Party to A Crime

The State must prove that the Defendant was a party to the crime. O.C.G.A. §16-2-20 defines party to the crime as follows: 

 

a.    Every person concerned in the commission of a crime is a party thereto and may be charged with and convicted of commission of the crime. 

 

b.   A person is concerned in the commission of a crime only if he: 

 

1.              Directly commits the crime; 

 

2.     Intentionally causes some other person to commit the crime under such circumstances that the other person is not guilty of any crime either in fact or because of legal incapacity; 

 

3.    Intentionally aids or abets in the commission of the crime; or 

 

4.     Intentionally advises, encourages, hires, counsels, or procures another to commit the crime. 

 

A defendant may be indicted, tried, convicted, and punished for a crime even though he did not directly commit the crime if it is proven that he was a party to the crime. Tabb v. State, 313 Ga. App. 852 (2012). It does not matter that the person claimed to have directly committed the crime has not been prosecuted or convicted, has been convicted of a different crime or degree of crime, or is not amenable to justice or has been acquitted. O.C.G.A. § 16-2-21. The defendant does not have to be indicted as a party to the crime to be prosecuted under a party to the crime theory. Young v. State, 290 Ga. 392 (2012). 

 

Conviction as a party to a crime requires proof that the defendant shared a common criminal intent with the direct perpetrator of the crimes. A jury may infer a common criminal intent from the defendant's presence, companionship, and conduct with the other perpetrator before, during, and after the crimes. Felts v. State, 311 Ga. 547, 552 (2) (858 SE2d 708) (2021); Clements v. State, S23A0857 (December 19, 2023); Scoggins v. State, S23A0894 (December 19, 2023)

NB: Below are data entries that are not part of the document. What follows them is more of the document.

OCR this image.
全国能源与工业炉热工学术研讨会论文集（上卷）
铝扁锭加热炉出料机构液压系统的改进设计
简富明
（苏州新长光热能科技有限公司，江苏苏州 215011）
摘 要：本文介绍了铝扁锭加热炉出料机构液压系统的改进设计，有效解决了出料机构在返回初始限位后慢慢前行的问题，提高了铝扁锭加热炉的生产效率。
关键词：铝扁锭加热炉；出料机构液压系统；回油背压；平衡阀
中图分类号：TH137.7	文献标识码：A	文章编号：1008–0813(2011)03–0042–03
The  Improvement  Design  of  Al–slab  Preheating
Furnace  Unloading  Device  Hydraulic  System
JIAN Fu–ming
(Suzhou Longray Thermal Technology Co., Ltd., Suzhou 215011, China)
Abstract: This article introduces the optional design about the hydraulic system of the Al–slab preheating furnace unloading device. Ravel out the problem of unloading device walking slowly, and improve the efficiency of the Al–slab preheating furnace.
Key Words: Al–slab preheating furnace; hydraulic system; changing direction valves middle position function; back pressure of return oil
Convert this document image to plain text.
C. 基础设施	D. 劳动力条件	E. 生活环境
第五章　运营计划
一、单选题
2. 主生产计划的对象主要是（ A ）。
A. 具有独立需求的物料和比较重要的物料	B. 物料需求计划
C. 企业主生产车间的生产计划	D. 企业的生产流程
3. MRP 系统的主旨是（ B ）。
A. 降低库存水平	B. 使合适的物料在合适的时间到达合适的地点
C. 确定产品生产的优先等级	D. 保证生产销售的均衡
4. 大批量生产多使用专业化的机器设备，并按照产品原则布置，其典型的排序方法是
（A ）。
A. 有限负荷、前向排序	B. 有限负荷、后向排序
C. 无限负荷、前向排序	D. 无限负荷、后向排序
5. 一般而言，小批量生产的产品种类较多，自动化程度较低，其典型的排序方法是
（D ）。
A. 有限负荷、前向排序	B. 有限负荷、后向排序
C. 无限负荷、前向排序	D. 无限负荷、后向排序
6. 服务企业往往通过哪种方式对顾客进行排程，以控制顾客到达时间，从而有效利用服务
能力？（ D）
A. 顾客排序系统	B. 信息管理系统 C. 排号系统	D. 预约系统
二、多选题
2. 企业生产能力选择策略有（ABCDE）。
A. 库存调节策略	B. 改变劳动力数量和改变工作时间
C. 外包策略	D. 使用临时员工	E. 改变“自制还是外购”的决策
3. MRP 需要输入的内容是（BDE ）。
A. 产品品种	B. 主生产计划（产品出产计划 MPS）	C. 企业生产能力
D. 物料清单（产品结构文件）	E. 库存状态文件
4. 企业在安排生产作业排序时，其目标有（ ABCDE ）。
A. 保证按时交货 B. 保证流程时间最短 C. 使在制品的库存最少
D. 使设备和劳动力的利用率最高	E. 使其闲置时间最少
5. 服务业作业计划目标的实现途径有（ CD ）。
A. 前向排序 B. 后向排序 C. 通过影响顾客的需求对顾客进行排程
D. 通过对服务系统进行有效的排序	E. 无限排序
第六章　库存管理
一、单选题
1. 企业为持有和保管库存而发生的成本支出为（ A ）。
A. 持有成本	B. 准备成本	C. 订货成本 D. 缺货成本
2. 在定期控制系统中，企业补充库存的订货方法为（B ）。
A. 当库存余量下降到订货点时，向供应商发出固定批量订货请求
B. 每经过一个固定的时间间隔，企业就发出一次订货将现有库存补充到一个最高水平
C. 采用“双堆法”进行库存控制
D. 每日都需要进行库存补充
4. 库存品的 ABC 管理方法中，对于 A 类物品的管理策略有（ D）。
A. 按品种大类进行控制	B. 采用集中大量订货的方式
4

An accomplice to an armed robbery can be convicted of armed robbery even though the accomplice did not possess the weapon. Brayard v. State, A13A2318; Bryson v. State, 316 Ga. App. 512 (2012). 

 

A defendant may be convicted of possession of a firearm during the commission of a felony under a party-to-a-crime theory. See Dublin v. State, 302 Ga. 60, 65-66 (3) (805 SE2d 27) 16 (2017); Johnson v. State, 276 Ga. 368, 371 (1) (578 SE2d 885) (2003); defendant may be convicted of that offense under a party-to-a-crime theory, where the defendant is a party to possession of a firearm by someone else who is a convicted felon. In that scenario, a defendant need not even constructively possess a firearm in order to be guilty of the crime. See Lebis v. State, 302 Ga. 750, 757-759 (II) (B) (808 SE2d 724) (2017) Scoggins v. State, S23A0894 (December 19, 2023)

 

A person who is present during the commission of a crime but does not directly commit a crime may be convicted upon proof that he was a party to the crime. However, mere presence at the scene of a crime or even approval of the criminal act not amounting to encouragement is not sufficient to show a defendant is a party to a crime. A common criminal intent must be proven. Criminal intent may be inferred from one's conduct prior to, during, and after the commission of the crime. Jackson v. State, 314 Ga. App. 272 (2012; Robinson v. State, 175 Ga. App. 769 (1985). 

 

A person's mere knowledge that a crime will be committed and failure to take steps to prevent the crime do not amount to aiding and abetting the crime. But if a person knew of the intended crime and shared in the criminal intent, the person is an aider and abettor. If the defendant was at the scene of the crime and did not disapprove or oppose the crime, a jury may consider that in connection with the defendant's prior knowledge of the crime to determine if the defendant aided and abetted the crime. Rinks v. State, 313 Ga. App. 37 (2011). A lookout can be convicted as a party to the crime. Campbell v. State, 314 Ga. App. 299 (2012). Standing near a co-defendant during a crime and leaving with the co-defendant can be sufficient proof of party to a crime. Millender v. State, 286 Ga. App. 331 (2007). 

 

When an unintended victim is subjected to harm due to an unlawful act intended at someone else, the intent is transferred from the one against whom it was intended to the one who suffered the harm. Allen v. State, 290 Ga. 743 (2012); Brown v. State, 313 Ga. App. 907 (2012).